Massachusetts Attorney General Martha Coakley’s office said Bourassa, 43, of Willowdale Court, and his business failed to pay more than $445,000 into the state’s unemployment trust fund over a period of six years, from 2006 to 2012.
Bourassa was indicted by a Suffolk County grand jury in late September on the charge of non-payment of employer contributions, according to Coakley’s office.
He was released on personal recognizance following his arraignment and is due back in court on Dec. 13 for a pretrial conference. Clerk Magistrate Gary Wilson presided over the arraignment.
Bourassa’s attorney, Rick Grundy, said his client was caught off guard by the state’s decision to prosecute him, thinking that a deal had been put in place.
“He reported to them, ‘I owe you this money, but I don’t have the money,’” Grundy said.
Allison Harris, spokeswoman for the Executive Office of Labor and Workforce Development’s Department of Unemployment Assistance, said her agency, which reported the case to Coakley’s office, does not comment on active litigation.
According to authorities, Bourassa has been the president and treasurer of Green Company since 1997. Authorities allege that although the company had previously complied with its employer tax contributions, it stopped paying the necessary taxes beginning in October 2006 through January 2012. During this time, the company continued to operate and pay wages to its workers. As a result of the alleged fraud, Bourassa and Green Company failed to pay more than $445,000 in required contributions, including interest.
Despite the company’s lack of contribution to the unemployment fund, workers formerly employed by Green Company were able to collect more than $595,000 in benefits after their separation from the business.

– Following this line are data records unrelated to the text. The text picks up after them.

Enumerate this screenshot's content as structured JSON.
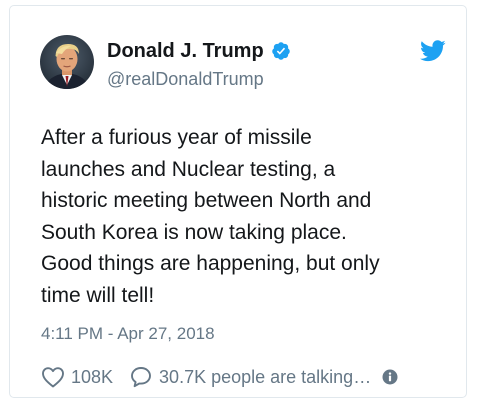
{
  "tweet": {
    "display_name": "Donald J. Trump",
    "handle": "@realDonaldTrump",
    "text": "After a furious year of missile\nlaunches and Nuclear testing, a\nhistoric meeting between North and\nSouth Korea is now taking place.\nGood things are happening, but only\ntime will tell!",
    "timestamp": "4:11 PM - Apr 27, 2018",
    "like_count": "108K",
    "talk_text": "30.7K people are talking…"
  },
  "icons": {
    "verified": "verified-badge-icon",
    "brand": "twitter-bird-icon",
    "like": "heart-icon",
    "reply": "speech-bubble-icon",
    "info": "info-icon"
  },
  "colors": {
    "brand_blue": "#1da1f2",
    "text_primary": "#14171a",
    "text_secondary": "#657786",
    "border": "#e1e8ed"
  }
}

The prosecution of insurance fraud helps prevent the increase in premiums and taxes that are the result of fraudulent insurance claims, officials say. In 2011, Coakley’s Insurance and Unemployment Fraud Division obtained $5,578,934 in restitution orders in 33 matters.
The case against Bourassa is being handled by assistant attorneys general Jennifer Adreani and David Andrews, chief of Coakley’s Insurance and Unemployment Fraud Division, with assistance from investigators Tracey Wetterlow and Rose Bagalawis of the attorney general’s office and Richard Carney, director of revenue enforcement and audit.